There are writers who support the view that there is nothing higher than the interest of each of the parties as judged by each party himself. If the other party is unwilling to give in, then only war can decide whose interest is legally stronger. This, according to them, is not the denial of law, but the only legal proof possible in international life.
Westlake, who takes a more restricted view of the right says: "What we take to be pointed out by justice as the true international right of self-preservation is merely that of self-defense. A state may defend itself by preventive means if, in its conscientious judgment necessary, against attack by another state, threat of attack, or preparations or other conduct from which an intention to attack may reasonably be apprehended. In so doing, it will be acting in a manner intrinsically defensive, even though externally aggressive. The conscientious judgment of the state acting on the right thus allowed must necessarily stand in the place of authoritative sanction, so long as the present imperfect organization of the world continues."

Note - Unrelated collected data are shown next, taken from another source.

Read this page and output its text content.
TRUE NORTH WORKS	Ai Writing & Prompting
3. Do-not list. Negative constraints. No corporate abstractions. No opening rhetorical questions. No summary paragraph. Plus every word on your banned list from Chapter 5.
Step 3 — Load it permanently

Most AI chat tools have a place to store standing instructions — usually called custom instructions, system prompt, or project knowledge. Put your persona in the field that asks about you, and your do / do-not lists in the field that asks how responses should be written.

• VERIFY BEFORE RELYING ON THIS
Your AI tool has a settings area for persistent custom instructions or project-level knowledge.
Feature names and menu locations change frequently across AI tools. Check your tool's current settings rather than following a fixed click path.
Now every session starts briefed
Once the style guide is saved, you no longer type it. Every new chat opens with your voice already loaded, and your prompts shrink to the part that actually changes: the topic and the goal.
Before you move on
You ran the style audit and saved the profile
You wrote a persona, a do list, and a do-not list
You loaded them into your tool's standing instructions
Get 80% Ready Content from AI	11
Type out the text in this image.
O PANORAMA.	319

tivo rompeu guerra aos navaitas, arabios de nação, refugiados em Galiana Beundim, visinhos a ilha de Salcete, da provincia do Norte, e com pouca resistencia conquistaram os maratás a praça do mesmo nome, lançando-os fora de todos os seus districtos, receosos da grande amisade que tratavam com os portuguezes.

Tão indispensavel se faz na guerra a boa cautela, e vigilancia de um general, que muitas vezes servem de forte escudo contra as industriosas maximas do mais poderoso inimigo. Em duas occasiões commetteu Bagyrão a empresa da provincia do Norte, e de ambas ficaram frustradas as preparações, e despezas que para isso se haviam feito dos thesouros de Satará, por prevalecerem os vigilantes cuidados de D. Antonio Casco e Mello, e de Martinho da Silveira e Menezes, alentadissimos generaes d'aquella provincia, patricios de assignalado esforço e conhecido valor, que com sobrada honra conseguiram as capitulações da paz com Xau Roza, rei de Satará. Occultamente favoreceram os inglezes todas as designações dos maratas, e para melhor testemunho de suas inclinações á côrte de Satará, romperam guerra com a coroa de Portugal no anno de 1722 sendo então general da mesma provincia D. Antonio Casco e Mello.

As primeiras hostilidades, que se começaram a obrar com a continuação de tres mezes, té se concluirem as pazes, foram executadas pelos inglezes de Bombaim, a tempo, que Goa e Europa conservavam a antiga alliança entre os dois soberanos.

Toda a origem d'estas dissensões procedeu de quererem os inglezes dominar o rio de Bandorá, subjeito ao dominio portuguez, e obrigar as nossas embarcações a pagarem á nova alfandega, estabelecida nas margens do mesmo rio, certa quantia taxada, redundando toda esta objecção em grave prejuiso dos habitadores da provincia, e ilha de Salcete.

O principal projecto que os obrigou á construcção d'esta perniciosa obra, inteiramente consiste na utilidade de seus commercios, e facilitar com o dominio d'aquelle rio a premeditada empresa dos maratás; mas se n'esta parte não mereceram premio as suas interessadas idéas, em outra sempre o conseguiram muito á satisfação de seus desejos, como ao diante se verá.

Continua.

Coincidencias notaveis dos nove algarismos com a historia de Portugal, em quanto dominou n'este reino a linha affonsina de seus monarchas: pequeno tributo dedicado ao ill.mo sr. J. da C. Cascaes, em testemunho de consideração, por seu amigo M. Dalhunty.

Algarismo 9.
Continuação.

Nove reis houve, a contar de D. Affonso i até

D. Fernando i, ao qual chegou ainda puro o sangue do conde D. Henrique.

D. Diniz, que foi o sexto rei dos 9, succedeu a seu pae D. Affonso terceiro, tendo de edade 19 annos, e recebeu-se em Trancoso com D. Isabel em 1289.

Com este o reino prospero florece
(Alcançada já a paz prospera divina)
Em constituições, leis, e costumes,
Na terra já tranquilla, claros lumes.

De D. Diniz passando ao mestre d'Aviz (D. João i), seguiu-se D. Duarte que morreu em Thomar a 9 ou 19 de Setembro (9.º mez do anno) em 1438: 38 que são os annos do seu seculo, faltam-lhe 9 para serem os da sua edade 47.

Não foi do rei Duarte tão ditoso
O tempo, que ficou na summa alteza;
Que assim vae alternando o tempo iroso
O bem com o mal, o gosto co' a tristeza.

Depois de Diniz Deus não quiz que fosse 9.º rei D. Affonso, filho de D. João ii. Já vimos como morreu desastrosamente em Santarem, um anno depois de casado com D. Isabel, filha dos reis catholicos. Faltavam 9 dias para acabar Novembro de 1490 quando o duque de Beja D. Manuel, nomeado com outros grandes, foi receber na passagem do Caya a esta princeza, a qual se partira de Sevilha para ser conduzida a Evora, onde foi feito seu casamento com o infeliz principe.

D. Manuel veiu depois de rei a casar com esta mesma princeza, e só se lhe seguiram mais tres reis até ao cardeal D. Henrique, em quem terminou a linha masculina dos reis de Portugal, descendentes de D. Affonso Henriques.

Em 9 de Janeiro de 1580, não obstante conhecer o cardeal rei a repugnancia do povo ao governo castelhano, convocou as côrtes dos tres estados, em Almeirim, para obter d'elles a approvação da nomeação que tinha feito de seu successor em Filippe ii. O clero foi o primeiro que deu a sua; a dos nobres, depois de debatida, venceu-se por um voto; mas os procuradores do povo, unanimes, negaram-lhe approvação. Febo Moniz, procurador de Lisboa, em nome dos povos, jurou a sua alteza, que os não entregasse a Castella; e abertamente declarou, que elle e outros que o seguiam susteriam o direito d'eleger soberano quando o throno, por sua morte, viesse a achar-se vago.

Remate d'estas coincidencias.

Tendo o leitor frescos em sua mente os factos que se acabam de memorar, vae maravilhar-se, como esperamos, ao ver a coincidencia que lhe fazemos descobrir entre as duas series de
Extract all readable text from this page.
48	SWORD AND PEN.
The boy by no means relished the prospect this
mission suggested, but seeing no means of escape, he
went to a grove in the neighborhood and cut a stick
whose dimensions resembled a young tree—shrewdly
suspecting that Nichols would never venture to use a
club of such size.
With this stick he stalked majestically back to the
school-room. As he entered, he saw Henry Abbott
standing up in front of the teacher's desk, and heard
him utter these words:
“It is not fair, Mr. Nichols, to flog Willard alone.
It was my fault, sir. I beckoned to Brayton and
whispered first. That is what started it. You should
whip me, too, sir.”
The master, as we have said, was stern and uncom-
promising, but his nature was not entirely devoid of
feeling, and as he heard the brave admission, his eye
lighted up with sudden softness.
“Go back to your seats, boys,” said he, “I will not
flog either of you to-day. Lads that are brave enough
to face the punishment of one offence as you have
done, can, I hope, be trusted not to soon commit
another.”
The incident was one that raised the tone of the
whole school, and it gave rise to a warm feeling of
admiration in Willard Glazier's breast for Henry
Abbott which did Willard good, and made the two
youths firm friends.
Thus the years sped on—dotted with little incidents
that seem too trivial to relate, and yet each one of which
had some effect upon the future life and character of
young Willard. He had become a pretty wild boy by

These different views of the right of self-defense are not of much consequence to us for our present purposes. What is necessary for us to notice is that the conception of aggression being only the complement of that of self-defense, so long as the question whether a particular war is or is not in self-defense remains unjusticiable, and is made to depend only upon the "conscientious judgment" of the party itself, the Pact fails to add anything to the existing law. It only serves to agitate the opinion of the world, and the risk involved in its violation lies only in rousing an unfavorable world opinion against the offending party. Nothing can be said to be "law" when its obligation is still for all practical purposes dependent on the mere will of the party.